Turn-over, démissions…

Beaucoup de territoires de projets ont dû faire appel à des avances de trésorerie ou aux banques pour faire face au retard. "Certaines régions, comme la Nouvelle-Aquitaine ou l'Occitanie, ont mis en place un système d'avances", explique en effet Michael Restier. Même si "cela reste marginal", d'après Thibaut Guignard, président de Leader France. D’après lui, des dizaines de projets ne verront pas le jour. Et on n’est pas loin de la débandade.
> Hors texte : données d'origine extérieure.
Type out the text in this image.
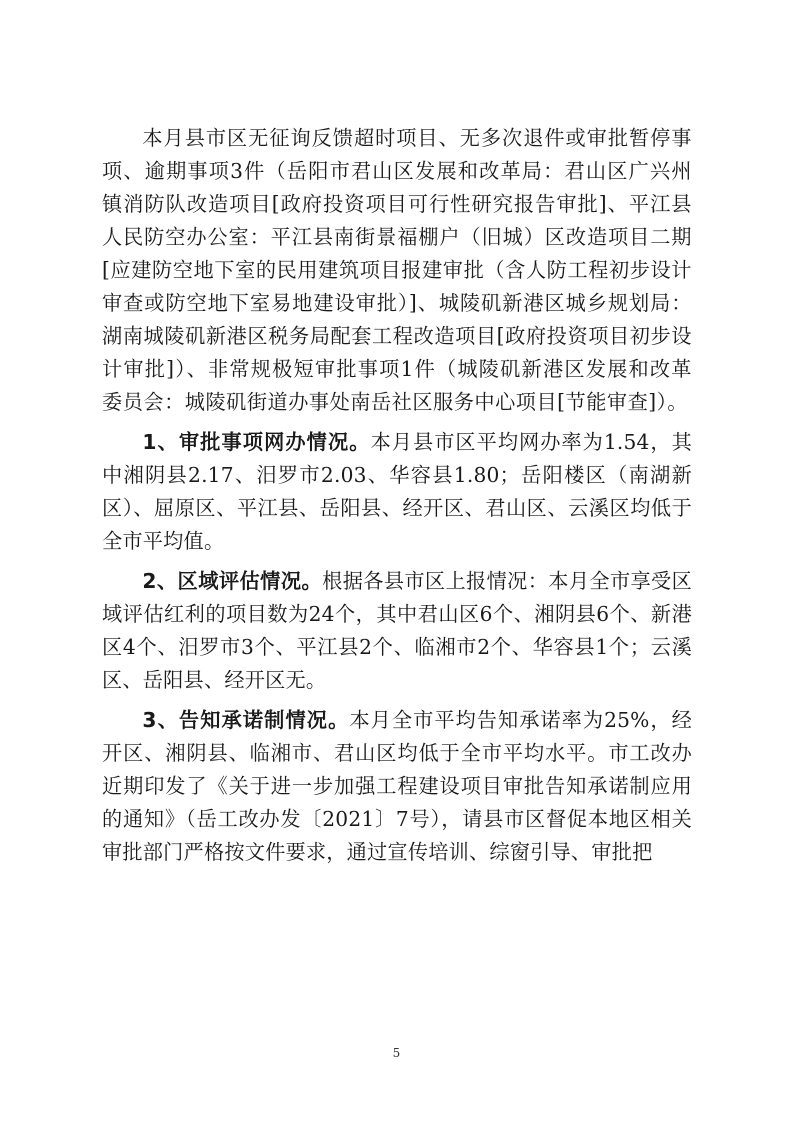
本月县市区无征询反馈超时项目、无多次退件或审批暂停事项、逾期事项3件（岳阳市君山区发展和改革局：君山区广兴州镇消防队改造项目[政府投资项目可行性研究报告审批]、平江县人民防空办公室：平江县南街景福棚户（旧城）区改造项目二期[应建防空地下室的民用建筑项目报建审批（含人防工程初步设计审查或防空地下室易地建设审批）]、城陵矶新港区城乡规划局：湖南城陵矶新港区税务局配套工程改造项目[政府投资项目初步设计审批]）、非常规极短审批事项1件（城陵矶新港区发展和改革委员会：城陵矶街道办事处南岳社区服务中心项目[节能审查]）。

1、审批事项网办情况。本月县市区平均网办率为1.54，其中湘阴县2.17、汨罗市2.03、华容县1.80；岳阳楼区（南湖新区）、屈原区、平江县、岳阳县、经开区、君山区、云溪区均低于全市平均值。

2、区域评估情况。根据各县市区上报情况：本月全市享受区域评估红利的项目数为24个，其中君山区6个、湘阴县6个、新港区4个、汨罗市3个、平江县2个、临湘市2个、华容县1个；云溪区、岳阳县、经开区无。

3、告知承诺制情况。本月全市平均告知承诺率为25%，经开区、湘阴县、临湘市、君山区均低于全市平均水平。市工改办近期印发了《关于进一步加强工程建设项目审批告知承诺制应用的通知》（岳工改办发〔2021〕7号），请县市区督促本地区相关审批部门严格按文件要求，通过宣传培训、综窗引导、审批把

5
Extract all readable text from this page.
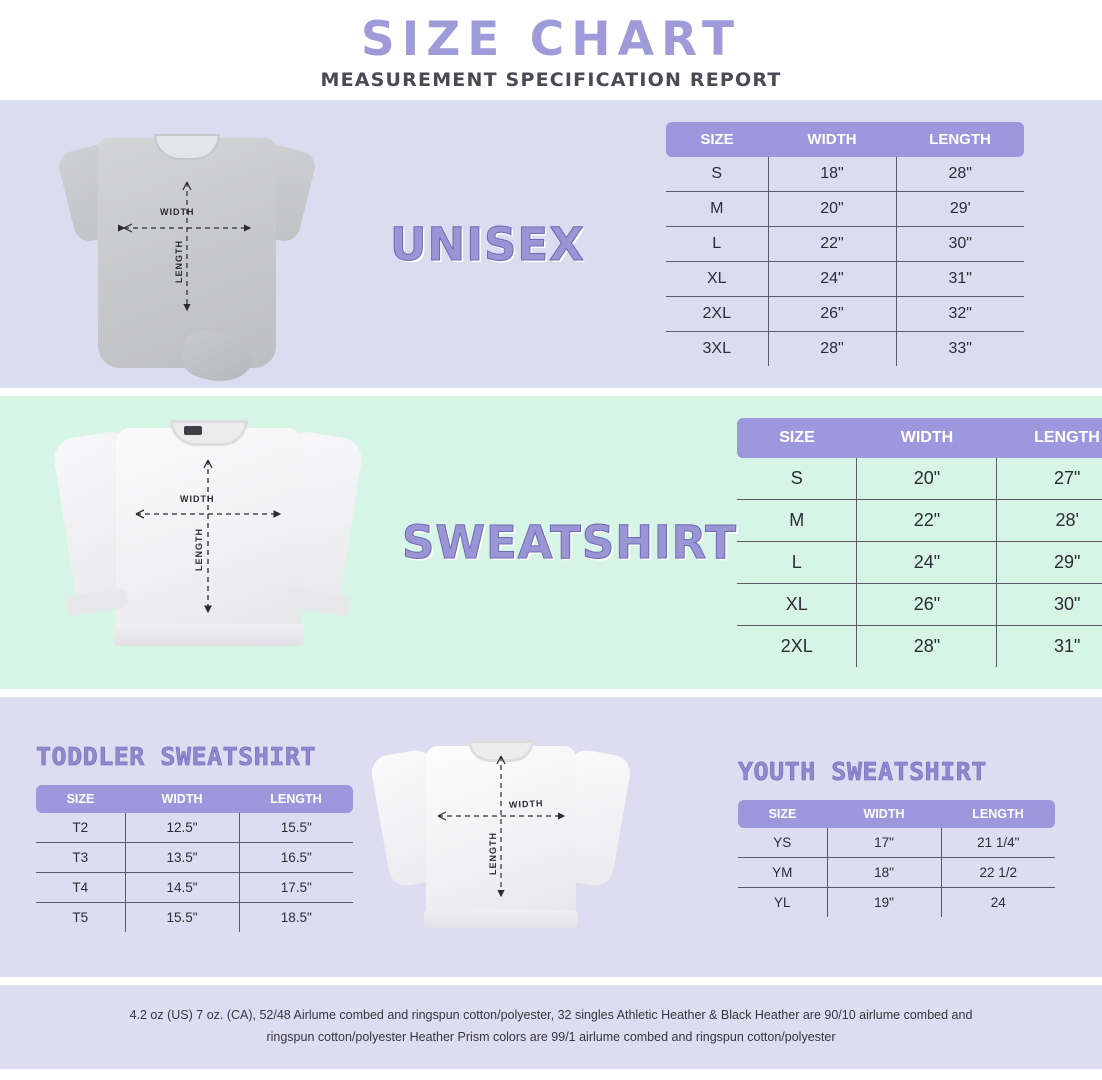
SIZE CHART
MEASUREMENT SPECIFICATION REPORT
WIDTH
LENGTH	UNISEX
SIZE	WIDTH	LENGTH
S	18"	28"
M	20"	29'
L	22"	30"
XL	24"	31"
2XL	26"	32"
3XL	28"	33"
WIDTH
LENGTH	SWEATSHIRT
SIZE	WIDTH	LENGTH
S	20"	27"
M	22"	28'
L	24"	29"
XL	26"	30"
2XL	28"	31"
TODDLER SWEATSHIRT
SIZE	WIDTH	LENGTH
T2	12.5"	15.5"
T3	13.5"	16.5"
T4	14.5"	17.5"
T5	15.5"	18.5"
WIDTH
LENGTH
YOUTH SWEATSHIRT
SIZE	WIDTH	LENGTH
YS	17"	21 1/4"
YM	18"	22 1/2
YL	19"	24

4.2 oz (US) 7 oz. (CA), 52/48 Airlume combed and ringspun cotton/polyester, 32 singles Athletic Heather & Black Heather are 90/10 airlume combed and
ringspun cotton/polyester Heather Prism colors are 99/1 airlume combed and ringspun cotton/polyester
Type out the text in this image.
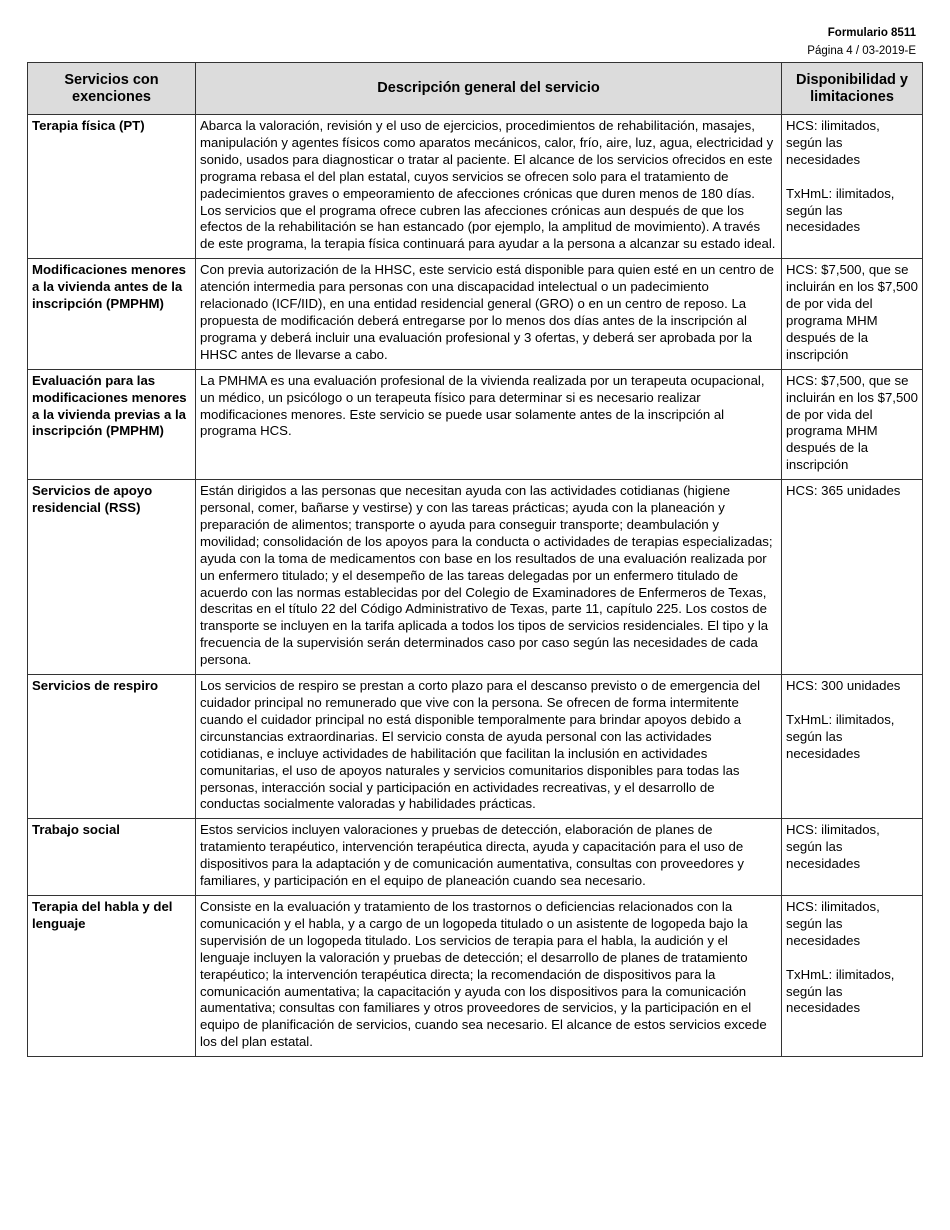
Formulario 8511
Página 4 / 03-2019-E
Servicios con exenciones	Descripción general del servicio	Disponibilidad y limitaciones
Terapia física (PT)	Abarca la valoración, revisión y el uso de ejercicios, procedimientos de rehabilitación, masajes, manipulación y agentes físicos como aparatos mecánicos, calor, frío, aire, luz, agua, electricidad y sonido, usados para diagnosticar o tratar al paciente. El alcance de los servicios ofrecidos en este programa rebasa el del plan estatal, cuyos servicios se ofrecen solo para el tratamiento de padecimientos graves o empeoramiento de afecciones crónicas que duren menos de 180 días. Los servicios que el programa ofrece cubren las afecciones crónicas aun después de que los efectos de la rehabilitación se han estancado (por ejemplo, la amplitud de movimiento). A través de este programa, la terapia física continuará para ayudar a la persona a alcanzar su estado ideal.	HCS: ilimitados, según las necesidades

TxHmL: ilimitados, según las necesidades
Modificaciones menores a la vivienda antes de la inscripción (PMPHM)	Con previa autorización de la HHSC, este servicio está disponible para quien esté en un centro de atención intermedia para personas con una discapacidad intelectual o un padecimiento relacionado (ICF/IID), en una entidad residencial general (GRO) o en un centro de reposo. La propuesta de modificación deberá entregarse por lo menos dos días antes de la inscripción al programa y deberá incluir una evaluación profesional y 3 ofertas, y deberá ser aprobada por la HHSC antes de llevarse a cabo.	HCS: $7,500, que se incluirán en los $7,500 de por vida del programa MHM después de la inscripción
Evaluación para las modificaciones menores a la vivienda previas a la inscripción (PMPHM)	La PMHMA es una evaluación profesional de la vivienda realizada por un terapeuta ocupacional, un médico, un psicólogo o un terapeuta físico para determinar si es necesario realizar modificaciones menores. Este servicio se puede usar solamente antes de la inscripción al programa HCS.	HCS: $7,500, que se incluirán en los $7,500 de por vida del programa MHM después de la inscripción
Servicios de apoyo residencial (RSS)	Están dirigidos a las personas que necesitan ayuda con las actividades cotidianas (higiene personal, comer, bañarse y vestirse) y con las tareas prácticas; ayuda con la planeación y preparación de alimentos; transporte o ayuda para conseguir transporte; deambulación y movilidad; consolidación de los apoyos para la conducta o actividades de terapias especializadas; ayuda con la toma de medicamentos con base en los resultados de una evaluación realizada por un enfermero titulado; y el desempeño de las tareas delegadas por un enfermero titulado de acuerdo con las normas establecidas por del Colegio de Examinadores de Enfermeros de Texas, descritas en el título 22 del Código Administrativo de Texas, parte 11, capítulo 225. Los costos de transporte se incluyen en la tarifa aplicada a todos los tipos de servicios residenciales. El tipo y la frecuencia de la supervisión serán determinados caso por caso según las necesidades de cada persona.	HCS: 365 unidades
Servicios de respiro	Los servicios de respiro se prestan a corto plazo para el descanso previsto o de emergencia del cuidador principal no remunerado que vive con la persona. Se ofrecen de forma intermitente cuando el cuidador principal no está disponible temporalmente para brindar apoyos debido a circunstancias extraordinarias. El servicio consta de ayuda personal con las actividades cotidianas, e incluye actividades de habilitación que facilitan la inclusión en actividades comunitarias, el uso de apoyos naturales y servicios comunitarios disponibles para todas las personas, interacción social y participación en actividades recreativas, y el desarrollo de conductas socialmente valoradas y habilidades prácticas.	HCS: 300 unidades

TxHmL: ilimitados, según las necesidades
Trabajo social	Estos servicios incluyen valoraciones y pruebas de detección, elaboración de planes de tratamiento terapéutico, intervención terapéutica directa, ayuda y capacitación para el uso de dispositivos para la adaptación y de comunicación aumentativa, consultas con proveedores y familiares, y participación en el equipo de planeación cuando sea necesario.	HCS: ilimitados, según las necesidades
Terapia del habla y del lenguaje	Consiste en la evaluación y tratamiento de los trastornos o deficiencias relacionados con la comunicación y el habla, y a cargo de un logopeda titulado o un asistente de logopeda bajo la supervisión de un logopeda titulado. Los servicios de terapia para el habla, la audición y el lenguaje incluyen la valoración y pruebas de detección; el desarrollo de planes de tratamiento terapéutico; la intervención terapéutica directa; la recomendación de dispositivos para la comunicación aumentativa; la capacitación y ayuda con los dispositivos para la comunicación aumentativa; consultas con familiares y otros proveedores de servicios, y la participación en el equipo de planificación de servicios, cuando sea necesario. El alcance de estos servicios excede los del plan estatal.	HCS: ilimitados, según las necesidades

TxHmL: ilimitados, según las necesidades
Démobilisation, turn-over, démissions, voire dépressions… "Les porteurs de projets ne comprennent pas le dysfonctionnement et ne travaillent pas dans de bonnes conditions", estime le directeur de l'ANPP. Le président de la Fédération des GAL constate lui aussi le départ de techniciens qui étaient sans aucune visibilité de leur mission. "On a constaté ces derniers mois beaucoup de mouvements au sein de l'ingénierie dédiée à Leader dans les GAL et on peut penser que les nouveaux animateurs/gestionnaires auront besoin de formations. Ce qui pourra retarder encore la mise en œuvre", prévient Thibaut Guignard, sans pouvoir donner de chiffres. Le maire de Ploeuc-L'Hermitage (Côtes-d’Armor), parvient cependant à garder l’optimisme : "Les GAL sont des structures dynamiques et réactives ; ils n'ont pas arrêté de travailler."
Sur le terrain, on a en effet le sens de la débrouille : concentrer les avances de trésoreries pour les plus gros à projets GAL, taper à la porte des collectivités pour les plus petits...

"C'est encore faisable"

Au niveau national, une démarche collective menée par Leader France en partenariat avec Régions de France et l'AMF (Association des maires de France) a permis d'obtenir des améliorations concrètes suite au comité Etat Région de novembre 2016. Une rencontre a par ailleurs été organisée entre l'ANPP et l'ASP en juillet 2017, durant laquelle l'agence a livré un calendrier de déploiement des logiciels permettant la gestion, le calcul et le paiement des aides. L'ASP devait aussi former les agents des régions jusqu’au mois d’octobre. Les agents des structures porteuses de projet devront ensuite être formés par les régions, avec un accompagnement possible par l'ASP. L'ANPP reste toutefois "vigilante sur le suivi et la mise en œuvre de ces mesures". "Nous n'engagerons les projets qu'en 2018, avec quatre ans de retard (sur le début théorique de la programmation en 2014, ndlr) et quelques loupés concernant des pays européens qui se sont finalement tournés vers d'autres partenaires que la France pour leurs projets de coopération, explique Michael Restier. Nous n'avons encore rien perdu, il nous reste trois ans, c'est encore faisable."
Pour Thibaut Guignard, les équipes sont en place depuis 2016 dans la majorité des cas, les projets sont prêts et dès que les derniers obstacles administratifs seront levés, les dynamiques vont se lancer rapidement. "En fin de programme, les enveloppes seront sûrement consommées et des milliers de projets auront été financés grâce à Leader", insiste-t-il. Mais encore faut-il que les territoires disposent bien des ressources nécessaires, notamment en ingénierie, pour mettre en œuvre les projets de coopération. Dans 90% des cas, les GAL sont portés par des pays. Alors, "quand on casse les pays comme en région Auvergne-Rhône-Alpes, cela met à mal le programme Leader", dénonce Michael Restier.